Garcia and Westwood admit Rory "deserves" Race to Dubai crown
Rory McIlroy and Sergio Garcia during the Ryder Cup at Gleneagles. Picture Eoin Clarke, www.golffile.ie

Rory McIlroy and Sergio Garcia during the Ryder Cup at Gleneagles. Picture Eoin Clarke, www.golffile.ie

Sergio Garcia and Marcel Siem still have a mathematical chance of denying Rory McIlroy his second Race to Dubai crown in three years but the Spaniard and his Ryder Cup team mate Lee Westwood reckon the Ulsterman “deserves” to win the Harry Vardon Trophy for his “extraordinary” year.

Garcia and Siem must win this week’s Turkish Airlines Open and the final counting DP World Tour Championship to deny McIlroy the No 1 spot.

But considering the 24-year old won the tour’s flagship BMW PGA Championship and then completed a remarkable hat-trick of wins by sandwiching the World Golf Championship Bridgestone Invitational between consecutive major wins in the The Open and the US PGA, it seems incongruous to think that he might not end the season as the top player in Europe.

Westwood and Garcia both believe the European Tour’s four-event Final Series needs some “tweaks” but they do not believe efforts should be made to match the playoff volatility of the US Tour’s FedEx Cup series.

“I guess for the fans and stuff, it's nice if it goes down to the last tournament,” Garcia said.  “But on the other hand, I'm also a big believer in that if you have done something extraordinary to be able to achieve that, to win before the last tournament happens, why shouldn't you be the winner. 

“I think Rory did something quite extraordinary this season and this summer more than anything, and maybe he deserves to be The Race to Dubai Champion, even before we play the Dubai World Championship next week.

“So you know, it's kind of like a thin line between both opinions, I guess you might say.  But you know, I guess you can't always please everybody at the end of the day.”

Westwood went a little further, adding: “If you look at Rory's season, he's won two major championships, a World Golf Championships, and our Flagship Event, the BMW PGA Championship, which is a phenomenal year.  If you put that up in somebody's career, those four tournaments, that would be a good career, and he's done that in six months, basically.

“Occasionally somebody will do something extraordinary and deserves to win the Money List this year, that, for me.  If you do have it where it's all on the last event, we are getting into that area of copying the PGA TOUR again and copying the FedEx.

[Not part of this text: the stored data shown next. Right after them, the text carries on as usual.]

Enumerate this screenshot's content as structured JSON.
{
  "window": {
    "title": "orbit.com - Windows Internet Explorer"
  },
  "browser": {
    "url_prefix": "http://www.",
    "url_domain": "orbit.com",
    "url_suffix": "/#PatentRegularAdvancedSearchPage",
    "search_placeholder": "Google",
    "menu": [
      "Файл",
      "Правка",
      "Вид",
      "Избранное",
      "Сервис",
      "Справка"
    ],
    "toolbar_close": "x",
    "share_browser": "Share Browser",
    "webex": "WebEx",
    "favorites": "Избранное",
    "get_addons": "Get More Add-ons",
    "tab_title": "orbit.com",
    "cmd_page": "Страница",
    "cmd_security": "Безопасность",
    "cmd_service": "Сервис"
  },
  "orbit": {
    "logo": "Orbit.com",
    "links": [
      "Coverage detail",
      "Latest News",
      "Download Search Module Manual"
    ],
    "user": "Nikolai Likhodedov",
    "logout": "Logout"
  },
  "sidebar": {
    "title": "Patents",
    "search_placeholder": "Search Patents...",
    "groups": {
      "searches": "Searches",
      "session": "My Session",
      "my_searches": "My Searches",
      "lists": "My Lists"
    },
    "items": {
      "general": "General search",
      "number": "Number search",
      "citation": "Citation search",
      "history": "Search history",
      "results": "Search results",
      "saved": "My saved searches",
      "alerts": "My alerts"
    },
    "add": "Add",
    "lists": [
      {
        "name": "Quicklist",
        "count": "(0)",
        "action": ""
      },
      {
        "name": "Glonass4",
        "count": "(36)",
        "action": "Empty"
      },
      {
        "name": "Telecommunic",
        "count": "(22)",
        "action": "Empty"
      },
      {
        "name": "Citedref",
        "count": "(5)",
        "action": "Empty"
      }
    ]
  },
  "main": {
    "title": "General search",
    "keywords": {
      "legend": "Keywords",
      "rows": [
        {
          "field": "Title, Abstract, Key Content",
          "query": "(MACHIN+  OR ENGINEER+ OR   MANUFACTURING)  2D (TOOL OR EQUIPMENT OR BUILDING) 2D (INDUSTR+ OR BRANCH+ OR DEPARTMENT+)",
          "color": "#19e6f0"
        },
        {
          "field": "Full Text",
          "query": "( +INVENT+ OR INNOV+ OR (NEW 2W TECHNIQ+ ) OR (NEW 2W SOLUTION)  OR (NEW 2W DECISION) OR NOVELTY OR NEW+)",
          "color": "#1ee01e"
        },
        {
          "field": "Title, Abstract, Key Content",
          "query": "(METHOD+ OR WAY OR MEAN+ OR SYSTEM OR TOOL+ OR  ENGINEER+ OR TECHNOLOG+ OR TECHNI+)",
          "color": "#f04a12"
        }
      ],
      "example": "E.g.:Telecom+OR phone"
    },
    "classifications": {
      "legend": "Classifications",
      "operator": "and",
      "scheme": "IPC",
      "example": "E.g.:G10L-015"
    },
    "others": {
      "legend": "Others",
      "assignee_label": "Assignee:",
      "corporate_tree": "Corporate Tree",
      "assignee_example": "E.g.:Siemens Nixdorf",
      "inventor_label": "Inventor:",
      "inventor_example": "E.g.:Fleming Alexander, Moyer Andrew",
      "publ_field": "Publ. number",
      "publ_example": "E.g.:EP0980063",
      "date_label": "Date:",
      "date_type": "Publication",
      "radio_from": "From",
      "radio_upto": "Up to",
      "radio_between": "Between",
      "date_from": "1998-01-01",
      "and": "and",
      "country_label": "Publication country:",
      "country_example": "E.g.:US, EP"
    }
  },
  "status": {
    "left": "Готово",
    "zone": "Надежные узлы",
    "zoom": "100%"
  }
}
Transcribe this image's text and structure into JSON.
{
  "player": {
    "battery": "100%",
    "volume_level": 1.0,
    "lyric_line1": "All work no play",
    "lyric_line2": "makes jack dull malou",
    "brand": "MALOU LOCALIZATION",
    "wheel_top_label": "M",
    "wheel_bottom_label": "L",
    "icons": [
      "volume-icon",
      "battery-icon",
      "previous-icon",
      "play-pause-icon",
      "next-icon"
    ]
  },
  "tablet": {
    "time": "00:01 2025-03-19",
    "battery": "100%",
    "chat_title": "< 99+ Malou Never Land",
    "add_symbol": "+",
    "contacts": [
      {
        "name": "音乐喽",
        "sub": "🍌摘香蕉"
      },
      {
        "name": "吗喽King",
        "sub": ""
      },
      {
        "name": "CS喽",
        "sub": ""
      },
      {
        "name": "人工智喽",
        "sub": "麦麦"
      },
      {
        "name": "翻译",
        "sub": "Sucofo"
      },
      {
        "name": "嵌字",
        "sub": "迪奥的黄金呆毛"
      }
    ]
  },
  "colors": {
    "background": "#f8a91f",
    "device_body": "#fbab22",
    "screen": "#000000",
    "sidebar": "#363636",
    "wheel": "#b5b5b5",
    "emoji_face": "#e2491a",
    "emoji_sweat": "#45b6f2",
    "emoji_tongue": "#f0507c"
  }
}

And people complain at that that it's a little too volatile at the end.  I've looked over the last few years and it just seems that whoever wins THE TOUR Championship wins the FedExCup in the States, which can be  you can look at that one of two ways; that's not ideal sometimes. 

“I have no problems with it being over before the final event, especially this year with what Rory has done.”

It’s not over, of course, and when McIlroy turns up in Dubai next week he will be the name they all look for on the leaderboard.

“I think that when you have the calibre of Rory, you obviously take a little peek here and there knowing when he's up there on the leaderboard and he's around it,” Garcia said. 

“Obviously it happened with Tiger before and it's happened many years throughout our careers, and before our careers with Jack and Arnold and Gary Player and Greg Norman and Seve.

“There's always a handful of guys that when you see them on the board, you know that they are not going to go anywhere.  So you know that you are going to have to bring out your best if you want to stay on top of them. 

“But I think that's great.  Any player that can bring something extra to the game that makes the game better, it's always good for our game and at the end of the day, that's our goal, to make our game better, whichever way that's possible.”